For women who have a BRCA mutation (BRCA are genes that produce tumour suppressor proteins. When they’re mutated, these proteins don’t function properly), being active delays the age they’re diagnosed. 50% of women who haven’t been particularly active are diagnosed by the age of 40. But 50% of those who were active teens are diagnosed at 50 years old.
Simple changes to our diets, like introducing three to four portions of soy products a week, reduces your risk of breast cancer by 30%.
Such simple changes for such a big impact! Is there anyone who’s most at risk?
Not really. Risk always increases with age, but by doing the things we’ve talked about, your risk decreases. One third of breast cancer is linked to our genes, but women with a family history of cancer can also reduce their risk by switching up how they live. And although men can also develop breast cancer, it’s not in the top 20 most common cancers for them. There were only 360 new cases found in 2016.
What advice do you have for figuring out what’s normal and what’s not when it comes to our boobs?

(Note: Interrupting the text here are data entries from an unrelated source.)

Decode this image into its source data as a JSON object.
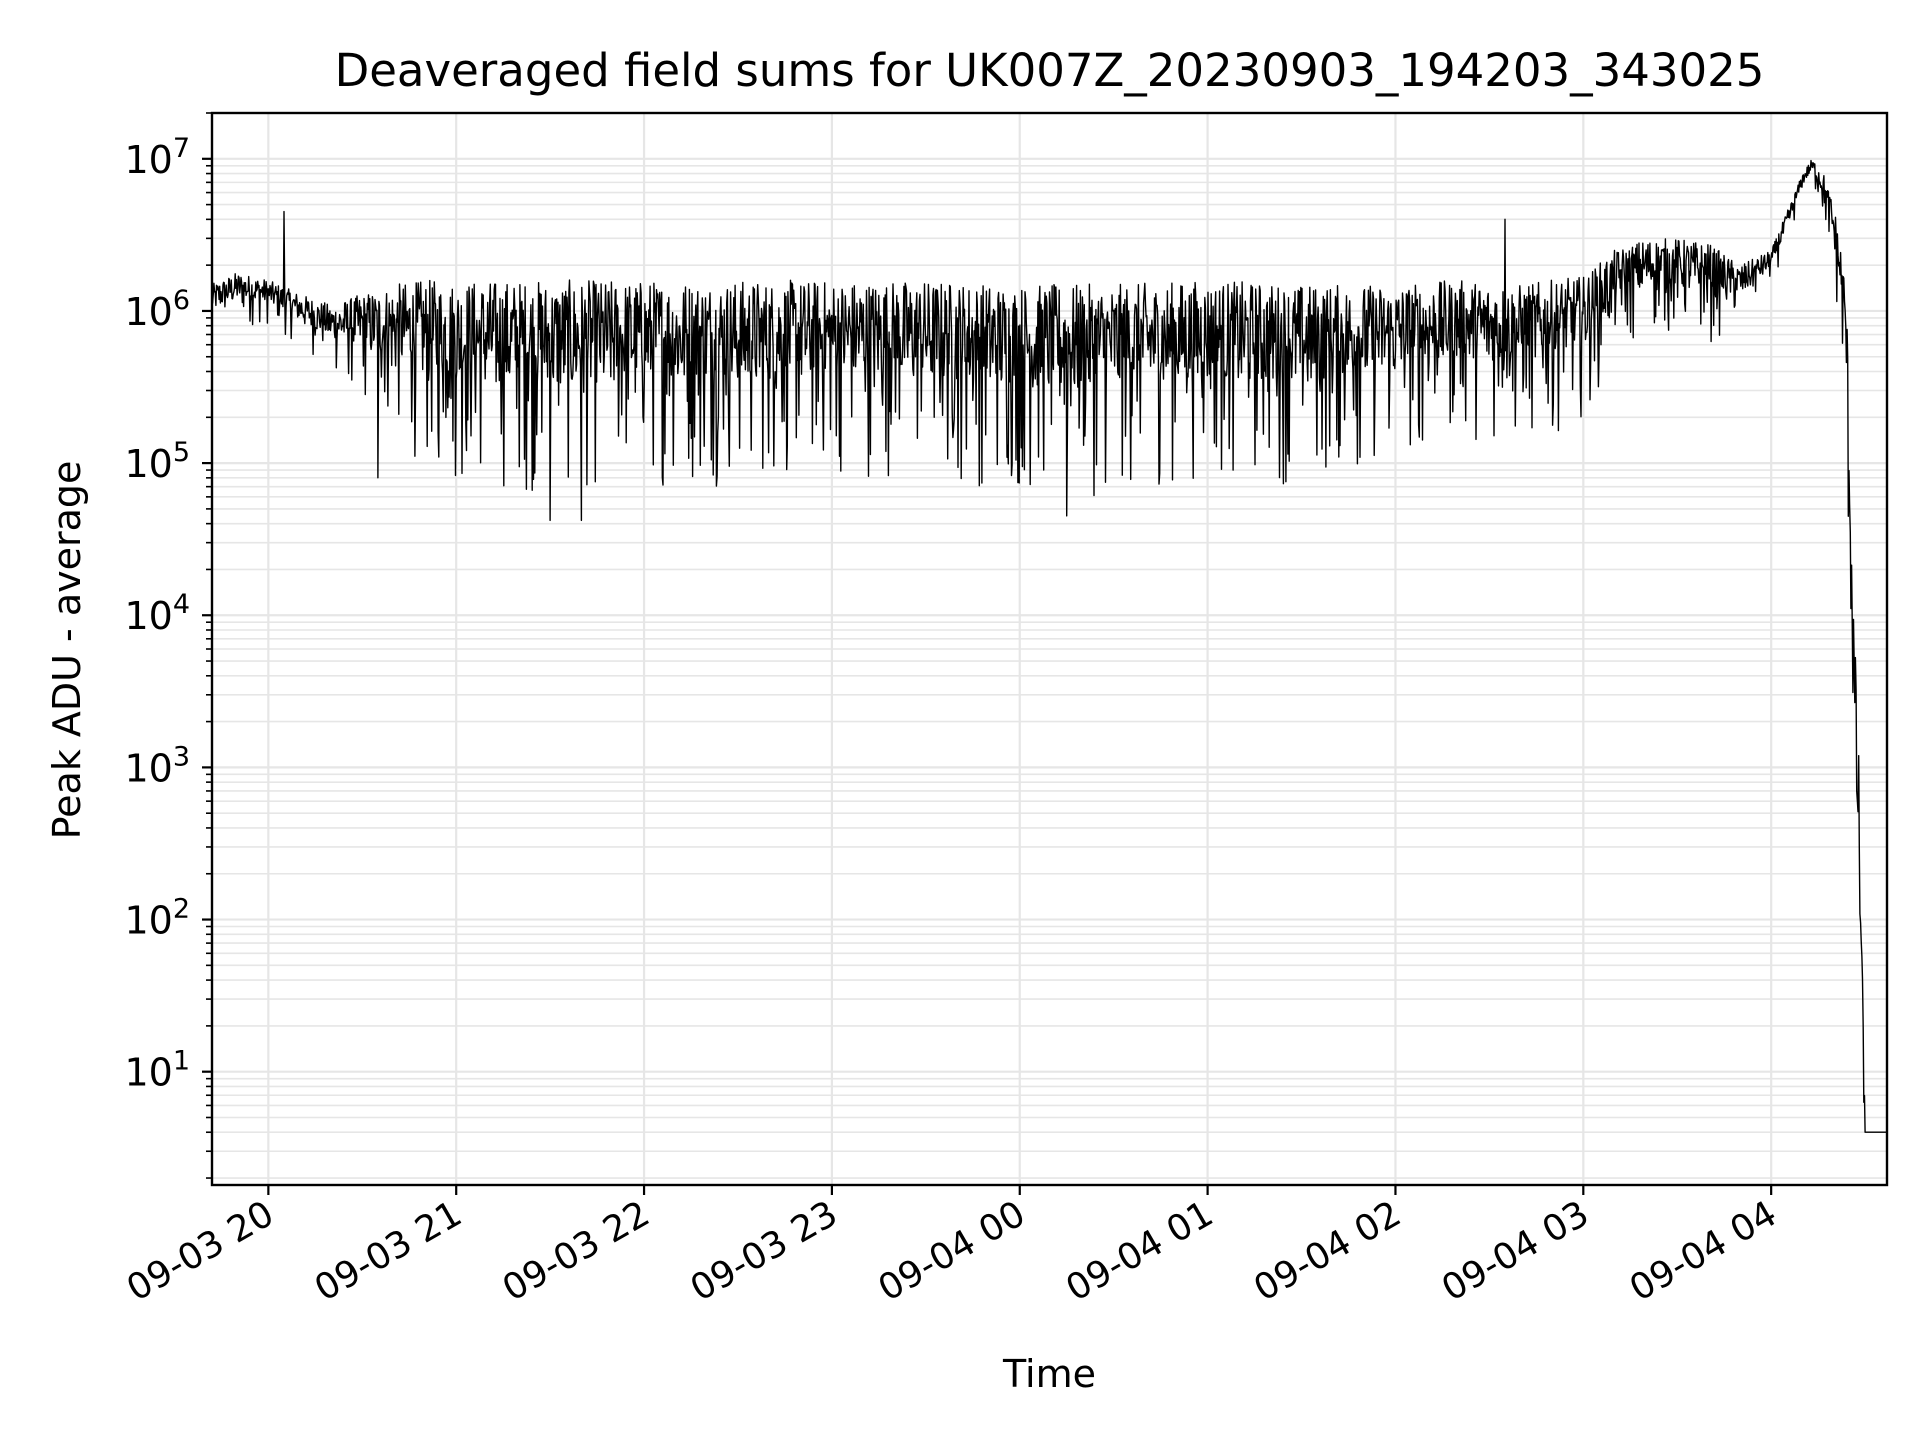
{
  "chart_data": {
    "type": "line",
    "title": "Deaveraged field sums for UK007Z_20230903_194203_343025",
    "xlabel": "Time",
    "ylabel": "Peak ADU - average",
    "x_ticks": [
      "09-03 20",
      "09-03 21",
      "09-03 22",
      "09-03 23",
      "09-04 00",
      "09-04 01",
      "09-04 02",
      "09-04 03",
      "09-04 04"
    ],
    "y_ticks": [
      1,
      2,
      3,
      4,
      5,
      6,
      7
    ],
    "y_scale": "log",
    "ylim": [
      1.8,
      20000000
    ],
    "xlim": [
      "2023-09-03 19:42",
      "2023-09-04 04:37"
    ],
    "grid": true,
    "line_color": "#000000",
    "grid_color": "#e6e6e6",
    "series": [
      {
        "envelope": {
          "x": [
            "2023-09-03 19:42",
            "2023-09-03 19:50",
            "2023-09-03 20:00",
            "2023-09-03 20:10",
            "2023-09-03 20:20",
            "2023-09-03 20:30",
            "2023-09-03 20:40",
            "2023-09-03 20:50",
            "2023-09-03 21:00",
            "2023-09-03 21:30",
            "2023-09-03 22:00",
            "2023-09-03 22:30",
            "2023-09-03 23:00",
            "2023-09-03 23:30",
            "2023-09-04 00:00",
            "2023-09-04 00:30",
            "2023-09-04 01:00",
            "2023-09-04 01:30",
            "2023-09-04 02:00",
            "2023-09-04 02:20",
            "2023-09-04 02:40",
            "2023-09-04 03:00",
            "2023-09-04 03:10",
            "2023-09-04 03:20",
            "2023-09-04 03:30",
            "2023-09-04 03:40",
            "2023-09-04 03:50",
            "2023-09-04 04:00",
            "2023-09-04 04:06",
            "2023-09-04 04:10",
            "2023-09-04 04:13",
            "2023-09-04 04:16",
            "2023-09-04 04:20",
            "2023-09-04 04:22",
            "2023-09-04 04:24",
            "2023-09-04 04:26",
            "2023-09-04 04:28",
            "2023-09-04 04:30",
            "2023-09-04 04:37"
          ],
          "upper": [
            1500000,
            1800000,
            1600000,
            1300000,
            1100000,
            1300000,
            1500000,
            1600000,
            1600000,
            1600000,
            1600000,
            1600000,
            1600000,
            1600000,
            1500000,
            1500000,
            1600000,
            1500000,
            1500000,
            1600000,
            1500000,
            1700000,
            2500000,
            3000000,
            3000000,
            2800000,
            2000000,
            2500000,
            5000000,
            8000000,
            10000000,
            9000000,
            5000000,
            3000000,
            1500000,
            20000,
            1200,
            4,
            4
          ],
          "lower": [
            700000,
            800000,
            800000,
            600000,
            400000,
            250000,
            150000,
            90000,
            70000,
            60000,
            70000,
            70000,
            80000,
            80000,
            60000,
            60000,
            80000,
            70000,
            100000,
            150000,
            120000,
            200000,
            500000,
            700000,
            700000,
            600000,
            800000,
            1500000,
            3000000,
            6000000,
            7000000,
            4000000,
            1500000,
            600000,
            100000,
            1000,
            20,
            4,
            4
          ]
        },
        "spikes": [
          {
            "x": "2023-09-03 20:05",
            "y": 4500000
          },
          {
            "x": "2023-09-03 20:35",
            "y": 80000
          },
          {
            "x": "2023-09-03 21:30",
            "y": 42000
          },
          {
            "x": "2023-09-03 21:40",
            "y": 42000
          },
          {
            "x": "2023-09-04 00:15",
            "y": 45000
          },
          {
            "x": "2023-09-04 02:35",
            "y": 4000000
          }
        ]
      }
    ]
  }
}
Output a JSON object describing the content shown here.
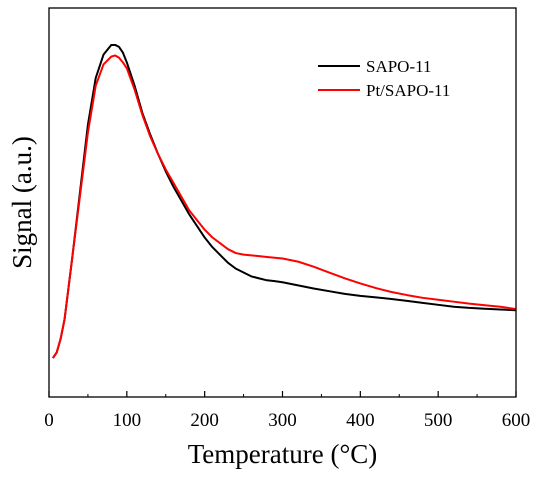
{
  "chart_data": {
    "type": "line",
    "xlabel": "Temperature (°C)",
    "ylabel": "Signal (a.u.)",
    "xlim": [
      0,
      600
    ],
    "ylim": [
      0,
      1
    ],
    "x_ticks": [
      0,
      100,
      200,
      300,
      400,
      500,
      600
    ],
    "y_ticks": [],
    "grid": false,
    "legend_position": "top-right",
    "series": [
      {
        "name": "SAPO-11",
        "color": "#000000",
        "x": [
          5,
          10,
          15,
          20,
          30,
          40,
          50,
          60,
          70,
          80,
          85,
          90,
          95,
          100,
          110,
          120,
          130,
          140,
          150,
          160,
          170,
          180,
          190,
          200,
          210,
          220,
          230,
          240,
          250,
          260,
          270,
          280,
          290,
          300,
          320,
          340,
          360,
          380,
          400,
          420,
          440,
          460,
          480,
          500,
          520,
          540,
          560,
          580,
          600
        ],
        "values": [
          0.1,
          0.115,
          0.15,
          0.2,
          0.36,
          0.53,
          0.7,
          0.82,
          0.88,
          0.905,
          0.905,
          0.9,
          0.885,
          0.86,
          0.8,
          0.73,
          0.675,
          0.625,
          0.58,
          0.54,
          0.505,
          0.47,
          0.44,
          0.41,
          0.385,
          0.365,
          0.345,
          0.33,
          0.32,
          0.31,
          0.305,
          0.3,
          0.298,
          0.295,
          0.287,
          0.279,
          0.272,
          0.265,
          0.26,
          0.256,
          0.252,
          0.247,
          0.242,
          0.237,
          0.232,
          0.229,
          0.227,
          0.225,
          0.223
        ]
      },
      {
        "name": "Pt/SAPO-11",
        "color": "#ff0000",
        "x": [
          5,
          10,
          15,
          20,
          30,
          40,
          50,
          60,
          70,
          80,
          85,
          90,
          95,
          100,
          110,
          120,
          130,
          140,
          150,
          160,
          170,
          180,
          190,
          200,
          210,
          220,
          230,
          240,
          250,
          260,
          270,
          280,
          290,
          300,
          320,
          340,
          360,
          380,
          400,
          420,
          440,
          460,
          480,
          500,
          520,
          540,
          560,
          580,
          600
        ],
        "values": [
          0.1,
          0.115,
          0.15,
          0.2,
          0.36,
          0.52,
          0.68,
          0.8,
          0.855,
          0.875,
          0.878,
          0.872,
          0.86,
          0.845,
          0.79,
          0.725,
          0.67,
          0.625,
          0.585,
          0.55,
          0.515,
          0.48,
          0.455,
          0.43,
          0.41,
          0.395,
          0.38,
          0.37,
          0.366,
          0.364,
          0.362,
          0.36,
          0.358,
          0.356,
          0.348,
          0.335,
          0.32,
          0.305,
          0.292,
          0.28,
          0.27,
          0.262,
          0.255,
          0.25,
          0.245,
          0.24,
          0.236,
          0.232,
          0.226
        ]
      }
    ]
  }
}
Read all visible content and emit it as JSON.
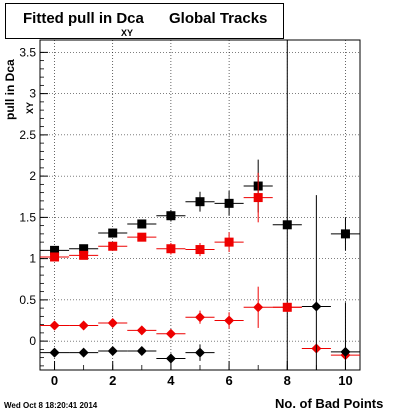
{
  "chart_data": {
    "type": "scatter",
    "title": "Fitted pull in Dca",
    "title_subscript": "XY",
    "title_suffix": "Global Tracks",
    "xlabel": "No. of Bad Points",
    "ylabel": "pull in Dca",
    "ylabel_subscript": "XY",
    "xlim": [
      -0.5,
      10.5
    ],
    "ylim": [
      -0.35,
      3.65
    ],
    "x_ticks": [
      "0",
      "2",
      "4",
      "6",
      "8",
      "10"
    ],
    "y_ticks": [
      "0",
      "0.5",
      "1",
      "1.5",
      "2",
      "2.5",
      "3",
      "3.5"
    ],
    "grid": true,
    "series": [
      {
        "marker": "square",
        "color": "#000000",
        "points": [
          {
            "x": 0,
            "y": 1.1,
            "yerr": 0.05
          },
          {
            "x": 1,
            "y": 1.12,
            "yerr": 0.05
          },
          {
            "x": 2,
            "y": 1.31,
            "yerr": 0.05
          },
          {
            "x": 3,
            "y": 1.42,
            "yerr": 0.05
          },
          {
            "x": 4,
            "y": 1.52,
            "yerr": 0.07
          },
          {
            "x": 5,
            "y": 1.69,
            "yerr": 0.12
          },
          {
            "x": 6,
            "y": 1.67,
            "yerr": 0.15
          },
          {
            "x": 7,
            "y": 1.88,
            "yerr": 0.32
          },
          {
            "x": 8,
            "y": 1.41,
            "yerr": 3.0
          },
          {
            "x": 10,
            "y": 1.3,
            "yerr": 0.2
          }
        ]
      },
      {
        "marker": "square",
        "color": "#ee0000",
        "points": [
          {
            "x": 0,
            "y": 1.02,
            "yerr": 0.04
          },
          {
            "x": 1,
            "y": 1.04,
            "yerr": 0.04
          },
          {
            "x": 2,
            "y": 1.15,
            "yerr": 0.04
          },
          {
            "x": 3,
            "y": 1.26,
            "yerr": 0.05
          },
          {
            "x": 4,
            "y": 1.12,
            "yerr": 0.07
          },
          {
            "x": 5,
            "y": 1.11,
            "yerr": 0.08
          },
          {
            "x": 6,
            "y": 1.2,
            "yerr": 0.12
          },
          {
            "x": 7,
            "y": 1.74,
            "yerr": 0.3
          },
          {
            "x": 8,
            "y": 0.41,
            "yerr": 0.0
          }
        ]
      },
      {
        "marker": "diamond",
        "color": "#ee0000",
        "points": [
          {
            "x": 0,
            "y": 0.19,
            "yerr": 0.03
          },
          {
            "x": 1,
            "y": 0.19,
            "yerr": 0.03
          },
          {
            "x": 2,
            "y": 0.22,
            "yerr": 0.03
          },
          {
            "x": 3,
            "y": 0.13,
            "yerr": 0.04
          },
          {
            "x": 4,
            "y": 0.09,
            "yerr": 0.05
          },
          {
            "x": 5,
            "y": 0.29,
            "yerr": 0.08
          },
          {
            "x": 6,
            "y": 0.25,
            "yerr": 0.1
          },
          {
            "x": 7,
            "y": 0.41,
            "yerr": 0.25
          },
          {
            "x": 8,
            "y": 0.41,
            "yerr": 0.0
          },
          {
            "x": 9,
            "y": -0.09,
            "yerr": 0.0
          },
          {
            "x": 10,
            "y": -0.17,
            "yerr": 0.05
          }
        ]
      },
      {
        "marker": "diamond",
        "color": "#000000",
        "points": [
          {
            "x": 0,
            "y": -0.14,
            "yerr": 0.03
          },
          {
            "x": 1,
            "y": -0.14,
            "yerr": 0.03
          },
          {
            "x": 2,
            "y": -0.12,
            "yerr": 0.03
          },
          {
            "x": 3,
            "y": -0.12,
            "yerr": 0.04
          },
          {
            "x": 4,
            "y": -0.21,
            "yerr": 0.06
          },
          {
            "x": 5,
            "y": -0.14,
            "yerr": 0.1
          },
          {
            "x": 9,
            "y": 0.42,
            "yerr": 1.35
          },
          {
            "x": 10,
            "y": -0.13,
            "yerr": 0.6
          }
        ]
      }
    ]
  },
  "footer": {
    "timestamp": "Wed Oct  8 18:20:41 2014"
  }
}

First of all, your breasts are your friends. Get to know them! Take a look in the mirror and have a good feel. 23% of UK cases are preventable, so it’s very important to pay attention to your body and get yourself checked if you think something’s different. And watch our video on how to give yourself a proper check over:
So just keep having a feel then! Are there any myths when it comes to breast cancer?
Lots of people seem to think bras have some sort of link to breast cancer. They don’t. Underwires or wearing the wrong size have no effect on your risk…... they’re just going to be uncomfortable! And there’s no need to avoid milk and dairy - in fact, an extra portion of dairy every day actually reduces your risk by 5%. So a little bar of chocolate here or there…!
Thank you for all your tips and tricks. Any final bits of advice for our readers?
Keep moving. Eat healthy. And just try to look after your body (and mind) as much as you can.